Narratives of Rwandan youth on reconciliation
This article I wrote on the narratives of Rwandan youth on reconciliation and peacebuilding was my first ever publication. So, as you can imagine, I was very happy to see it published in the Journal of Youth Studies. The peer-review process was very long. I’m planning to write a post on my experience during my first peer-review process as a novice researcher (stay tuned for that!).
When I came back from my fieldwork in Kigali, Rwanda, I started transcribing the interviews and focus group discussions. Although my thesis focused on digital practices and transmedia storytelling, I thought I had interesting data on how the participants in my research discussed reconciliation and peacebuilding in Rwanda. So I wrote this article to present the data I collected on what kind of spaces young people in Rwanda engage with the peacebuilding and reconciliation process and what positions and discourses they acquire and negotiate within these participatory spaces. I also looked into how the young Rwandans positioned other people within and outside of their communities in relation to the reconciliation process in the country.

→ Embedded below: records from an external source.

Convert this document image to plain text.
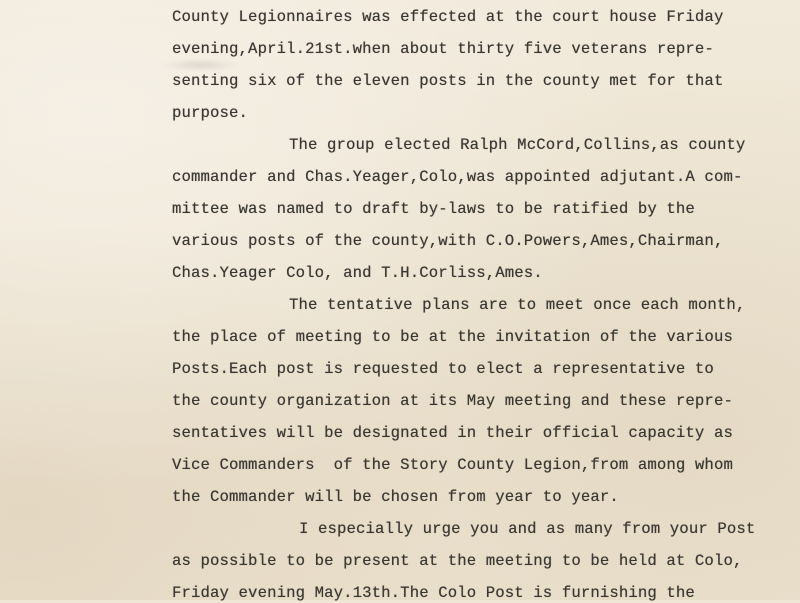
County Legionnaires was effected at the court house Friday
evening,April.21st.when about thirty five veterans repre-
senting six of the eleven posts in the county met for that
purpose.
The group elected Ralph McCord,Collins,as county
commander and Chas.Yeager,Colo,was appointed adjutant.A com-
mittee was named to draft by-laws to be ratified by the
various posts of the county,with C.O.Powers,Ames,Chairman,
Chas.Yeager Colo, and T.H.Corliss,Ames.
The tentative plans are to meet once each month,
the place of meeting to be at the invitation of the various
Posts.Each post is requested to elect a representative to
the county organization at its May meeting and these repre-
sentatives will be designated in their official capacity as
Vice Commanders  of the Story County Legion,from among whom
the Commander will be chosen from year to year.
I especially urge you and as many from your Post
as possible to be present at the meeting to be held at Colo,
Friday evening May.13th.The Colo Post is furnishing the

The findings demonstrate that being a young Rwandan is practiced with complicated variables within various participatory spaces in Rwanda. Young people in my research mostly internalized some of the dominant discourses of the ruling party as well as their assigned positions such as the “future leaders” of the country. However, that did not mean that these young people did not reject certain aspects of the official discourse. But, those who did so publicly were from privileged backgrounds. Those from middle and low-income families feared backlash, and thus only expressed criticism or resistance privately.

Being positioned as ‘disrespectful’ by their elders when they disagreed or argued led to a disconnection between generations and the self-censorship of youth. Young people in this research also positioned others and identified certain groups as a threat to Rwandan national identity such as the Rwandan diaspora which is critical of the current regime.

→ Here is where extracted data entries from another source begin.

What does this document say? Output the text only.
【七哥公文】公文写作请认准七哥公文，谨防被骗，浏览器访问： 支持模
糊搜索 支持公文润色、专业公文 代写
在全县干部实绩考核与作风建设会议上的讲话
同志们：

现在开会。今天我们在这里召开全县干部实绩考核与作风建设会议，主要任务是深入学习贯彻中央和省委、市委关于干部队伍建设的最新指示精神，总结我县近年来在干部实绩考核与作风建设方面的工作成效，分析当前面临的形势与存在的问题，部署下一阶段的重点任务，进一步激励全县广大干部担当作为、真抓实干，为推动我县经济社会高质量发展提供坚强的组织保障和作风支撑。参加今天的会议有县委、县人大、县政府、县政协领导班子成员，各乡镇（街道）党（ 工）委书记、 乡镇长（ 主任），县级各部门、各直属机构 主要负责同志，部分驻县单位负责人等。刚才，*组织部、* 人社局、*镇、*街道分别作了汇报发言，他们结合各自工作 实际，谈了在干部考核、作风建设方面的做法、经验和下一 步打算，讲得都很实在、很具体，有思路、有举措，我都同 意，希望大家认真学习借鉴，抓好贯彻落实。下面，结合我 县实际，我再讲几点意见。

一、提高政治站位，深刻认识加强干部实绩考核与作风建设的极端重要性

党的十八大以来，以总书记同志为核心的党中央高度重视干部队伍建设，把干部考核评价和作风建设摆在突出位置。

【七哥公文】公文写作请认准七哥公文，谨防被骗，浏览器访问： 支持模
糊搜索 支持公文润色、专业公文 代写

The participants did not identify with ethnic categories (Hutu, Tutsi, Twa), however, they were aware of who belonged to which ethnic group. Instead of ethnicity, young people created categorizations in order to define ‘Rwandanness’, identify who ‘is Rwandan’, and perform ‘being Rwandan’ accordingly.
The Rwandan youth are taught that they are responsible for the reconciliation of Rwanda. Yet, the silence of alternative spaces and the control over public participatory spaces where there is pressure to conform as well as tensions, lack of dialogue and gaps between rural and urban, young people and elders, and the privileged and underprivileged adds further complexity to the reconciliation process.